The King was relentless. Nothing stopped him from shooting a photograph that would shock our senses. If it meant rushing into a toilet to photograph Billy Idol or The Ramones, he was ready, quick to chronicle what was happening. He’d even strip off his clothes, catch the likes of Grace Jones and Brian Ferry unawares, and take his revealing shot. Irreverent and always provocative, Stephan Lupino was New York royalty, the visionary artist whose erotic photos graced the covers of Playboy and Vogue magazines. Lupino, taking an original direction in photography back in the 1980s, is still heralded for mingling with A-List celebrities, international power brokers, and off-beat artists. He defined “edginess,” a vibe encompassing sensual desire and vulnerability. Lupino was the ruler of the Night–and its sins. He was the dark King.
But life eventually intervened. War broke out in his native Croatia (1991). Emotionally impacted by the war’s atrocities. He left the New York glitter scene, and returned home.“I couldn’t watch all the suffering and bloodshed without doing something,” says Lupino, his voice still shaken by the memories of the hostilities. “I just couldn’t do nothing.”The War of Independence or “Homeland War” dragged on for four years. Croats battled Serbs, the geo-political map changed, and so did Lupino. A humanitarian, wanting more than superficial nightlife, he threw himself into sculpture and painting. Here he felt he could be more engaged, reveal his emotions more effectively.
In his defiant, 4-meter-high bronze statues he exalts his “fire and passion,” creating self-dubbed “majesties” that “reach out to heaven and beyond”. These delicately-shaped works are emblematic of his own larger-than-life spirit, his picturing “troubled energy…discomforting impermanence…and conquering it with “raw beauty.”The soul and body must be strong to overcome life’s struggles–and in Lupino’s world, where soldiers still impact his vision, he dotes on wood and metal. Especially when creating wooden–and defiant–torsos.The Love Soldier is total sensuality–according to him, “breathing and living.” It “communicates military strength and the power of a Centurion with the eroticism of an engorged phallus bracketed in steel armor”–a symbolic representation that Love can still emerge triumphant.
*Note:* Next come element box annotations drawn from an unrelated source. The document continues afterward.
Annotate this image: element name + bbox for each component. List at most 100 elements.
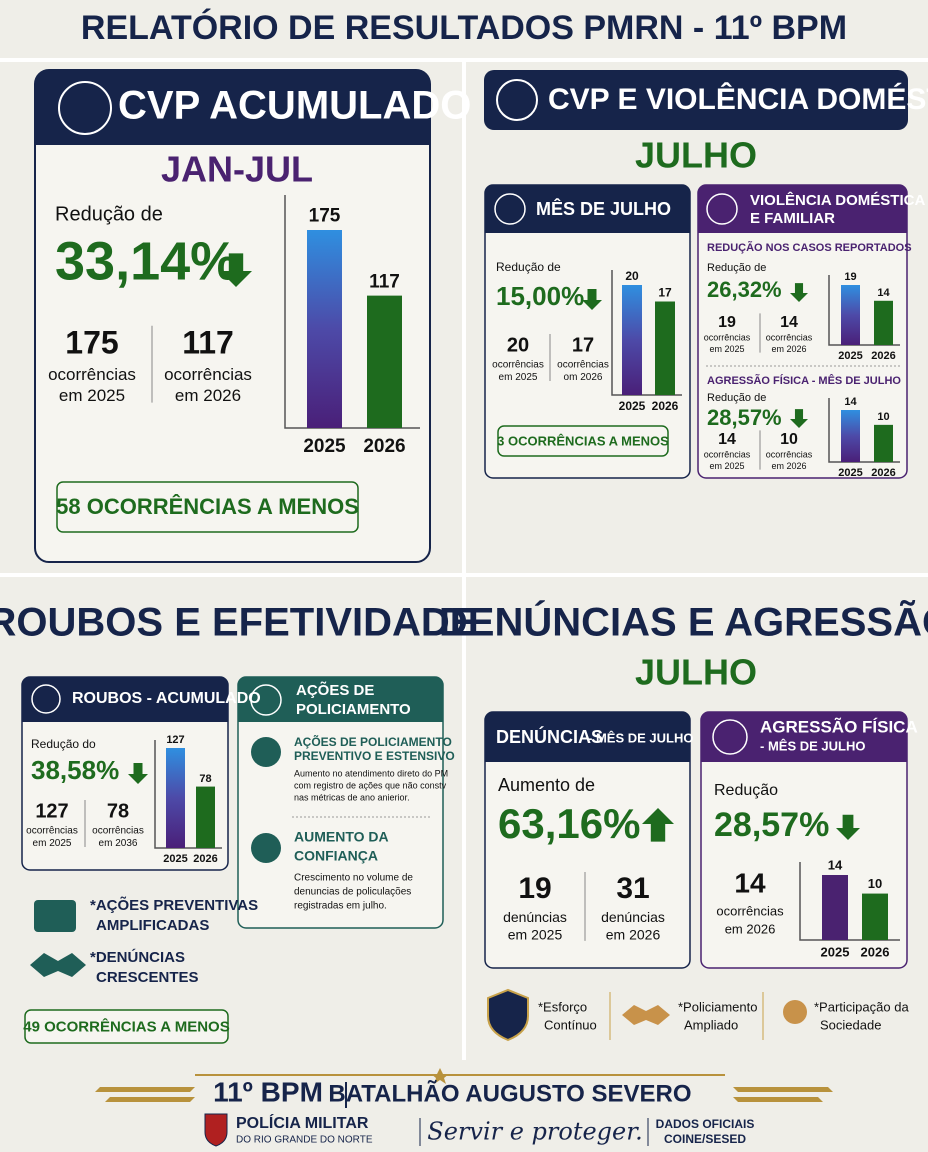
footer-source: COINE/SESED	[664, 1132, 746, 1146]
card-title: DENÚNCIAS	[496, 726, 603, 747]
summary-box	[497, 425, 669, 457]
bar-value: 175	[309, 206, 341, 227]
card-title: POLICIAMENTO	[296, 701, 411, 718]
card-title: E FAMILIAR	[750, 210, 835, 227]
panel-header	[484, 70, 908, 130]
bar	[655, 301, 675, 395]
summary-text: 3 OCORRÊNCIAS A MENOS	[497, 433, 669, 448]
stat-label: ocorrências	[26, 826, 78, 837]
card-header	[485, 185, 690, 233]
label: Aumento de	[498, 775, 595, 795]
pillar-label: *Esforço	[538, 999, 587, 1014]
icon	[250, 684, 282, 716]
bar-value: 78	[199, 773, 211, 785]
bar	[166, 748, 185, 848]
card-header	[698, 185, 907, 233]
change-value: 28,57%	[714, 806, 829, 844]
pillar-label: Contínuo	[544, 1017, 597, 1032]
footer-org: POLÍCIA MILITAR	[236, 1113, 369, 1132]
x-tick-label: 2026	[652, 399, 679, 413]
stat-value: 117	[182, 324, 234, 360]
period: JAN-JUL	[161, 149, 313, 190]
x-tick-label: 2026	[193, 853, 217, 865]
card-title: ROUBOS - ACUMULADO	[72, 690, 261, 707]
label: Redução do	[31, 737, 96, 751]
x-tick-label: 2026	[861, 944, 890, 959]
stat-label: em 2036	[99, 838, 138, 849]
period: JULHO	[635, 652, 757, 693]
stat-label: ocorrências	[48, 365, 136, 384]
icon	[706, 193, 738, 225]
arrow-icon	[582, 289, 602, 310]
item-text: nas métricas de ano anierior.	[294, 792, 410, 802]
x-tick-label: 2025	[163, 853, 187, 865]
summary-text: 58 OCORRÊNCIAS A MENOS	[56, 494, 359, 519]
stat-label: em 2025	[709, 461, 744, 471]
summary-box	[24, 1009, 229, 1044]
stat-value: 19	[518, 872, 551, 905]
pillar-label: Ampliado	[684, 1017, 738, 1032]
stat-value: 20	[507, 334, 529, 356]
stat-value: 14	[718, 431, 736, 448]
highlight: AMPLIFICADAS	[96, 917, 209, 934]
bar	[196, 786, 215, 848]
logo	[204, 1113, 228, 1147]
x-tick-label: 2025	[838, 467, 862, 479]
bar-value: 117	[369, 271, 400, 292]
stat-label: em 2026	[771, 344, 806, 354]
card-title: - MÊS DE JULHO	[760, 738, 865, 753]
icon	[34, 900, 76, 932]
x-tick-label: 2026	[871, 350, 895, 362]
bar	[841, 285, 860, 345]
footer-unit: 11º BPM	[213, 1076, 323, 1107]
icon	[783, 1000, 807, 1024]
bar-value: 19	[844, 271, 856, 283]
x-tick-label: 2025	[303, 436, 346, 457]
highlight: *AÇÕES PREVENTIVAS	[90, 896, 258, 914]
pillar-label: Sociedade	[820, 1017, 881, 1032]
item-title: CONFIANÇA	[294, 848, 378, 864]
footer-motto: Servir e proteger.	[427, 1118, 642, 1146]
panel-title: CVP E VIOLÊNCIA DOMÉSTICA	[548, 82, 928, 116]
stat-value: 31	[616, 872, 649, 905]
stat-label: ocorrências	[704, 450, 751, 460]
bar	[841, 410, 860, 462]
bar-value: 14	[877, 287, 890, 299]
change-value: 15,00%	[496, 281, 584, 311]
stat-label: denúncias	[601, 909, 665, 925]
arrow-icon	[790, 409, 808, 428]
stat-value: 14	[780, 314, 798, 331]
panel-title: ROUBOS E EFETIVIDADE	[0, 601, 476, 645]
x-tick-label: 2025	[821, 944, 850, 959]
stat-label: ocorrências	[766, 450, 813, 460]
stat-value: 127	[35, 800, 68, 822]
label: Redução de	[496, 260, 561, 274]
icon	[622, 1005, 670, 1025]
stat-label: ocorrências	[557, 360, 609, 371]
summary-box	[56, 481, 359, 533]
stat-label: em 2026	[175, 386, 241, 405]
item-text: registradas em julho.	[294, 901, 387, 912]
pillar-label: *Policiamento	[678, 999, 758, 1014]
card-subtitle: REDUÇÃO NOS CASOS REPORTADOS	[707, 241, 912, 254]
bar-value: 14	[844, 396, 857, 408]
stat-label: em 2025	[33, 838, 72, 849]
icon	[58, 81, 112, 135]
card-header	[701, 712, 907, 762]
x-tick-label: 2025	[619, 399, 646, 413]
icon	[30, 953, 86, 977]
change-value: 26,32%	[707, 277, 782, 302]
bar-value: 17	[658, 285, 672, 299]
summary-text: 49 OCORRÊNCIAS A MENOS	[23, 1017, 229, 1035]
arrow-icon	[790, 283, 808, 302]
arrow-icon	[220, 253, 252, 287]
highlight: *DENÚNCIAS	[90, 948, 185, 966]
card-title: AGRESSÃO FÍSICA	[760, 716, 918, 736]
stat-value: 14	[734, 867, 766, 898]
icon	[251, 737, 281, 767]
change-value: 33,14%	[55, 231, 238, 291]
bar	[862, 893, 888, 940]
stat-label: em 2025	[709, 344, 744, 354]
bar	[622, 285, 642, 395]
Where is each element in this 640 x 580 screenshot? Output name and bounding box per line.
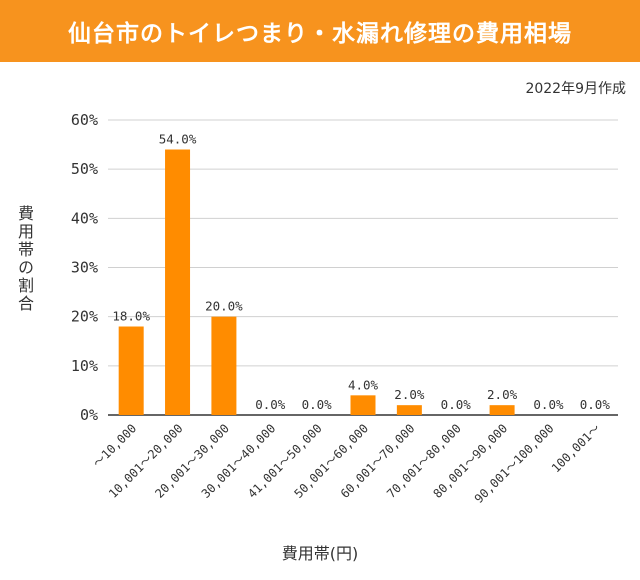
x-axis-label: 費用帯(円) xyxy=(281,544,359,563)
data-label: 2.0% xyxy=(487,387,518,402)
data-label: 0.0% xyxy=(441,397,472,412)
x-tick-label: 100,001〜 xyxy=(549,421,603,475)
data-label: 0.0% xyxy=(580,397,611,412)
x-tick-label: 〜10,000 xyxy=(90,421,139,470)
bar xyxy=(118,326,144,415)
bar xyxy=(489,405,515,415)
y-axis-label: 費用帯の割合 xyxy=(15,205,34,313)
data-label: 4.0% xyxy=(348,377,379,392)
data-label: 54.0% xyxy=(159,132,197,147)
y-tick-label: 50% xyxy=(71,160,98,178)
bar xyxy=(211,316,237,415)
y-tick-label: 40% xyxy=(71,209,98,227)
bar xyxy=(396,405,422,415)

Lupino is also the advocate for the less-fortunate, the afflicted by life’s cruelties. Witness the joyful portraits in his Down’s Syndrome collection, and My Angels, a more sombre project which portrays a collective mood of hope and despair of terminally-ill children in a cancer ward. Still devoted to being the provocateur in his often erotic and cryptic works (known as Lupinizam), he cheerfully emphasizes, “I am not a typical artist. People can’t classify my work.“It’s crazy, surreal, and enlightened energy,” he insists, now looking forward to an exhibition of his photos in China, and the upcoming publication of a book looking back at his halcyon days in New York. “(My work) is a hundred years ahead of its time. I eject what is inside me and feel a connection to some higher force, to God’s cosmic energy.
So when eyeing his work be prepared for a wild journey, a flamboyant exploration of the Unfathomable. Once satisfied with using “mechanical and technological tools to capture the essence of living images,” Lupino is now investigating such universals as brutish sexuality, suffering, ugliness and damnation in his sculpture and painting. Still the bold innovator, he pictures emotionless, faceless figures wrapped in gauze, lifeless couples, and dancers locked in rhythmic but sterile rituals–the sexuality of erotic subjects yet still a pervasive sense of moral decay. Describing his Another World cycle, Lupino says, “the puppets are apocalyptic…Everything in the world affects me. The biggest problem is human greed…there has been a collision. The rich want more and more, there are the poorer and poorer…No one wants to work. But I am still an optimist.” Perhaps.
He still makes mocking references to organized religion, politics with its corruption, and other cultural icons. These are seen in a series of works such as Apocalypse, The Death of Lucifer and Cataclysm. Yet he remains the humorous rogue. When asked who he would like to have dinner with, he snappily replies, “If I could sit down with someone and talk it would certainly be Dante.” He laughs resoundly. Death, Damnation, spiced with talk of Redemption. That would be quite a conversation. One for the Ages.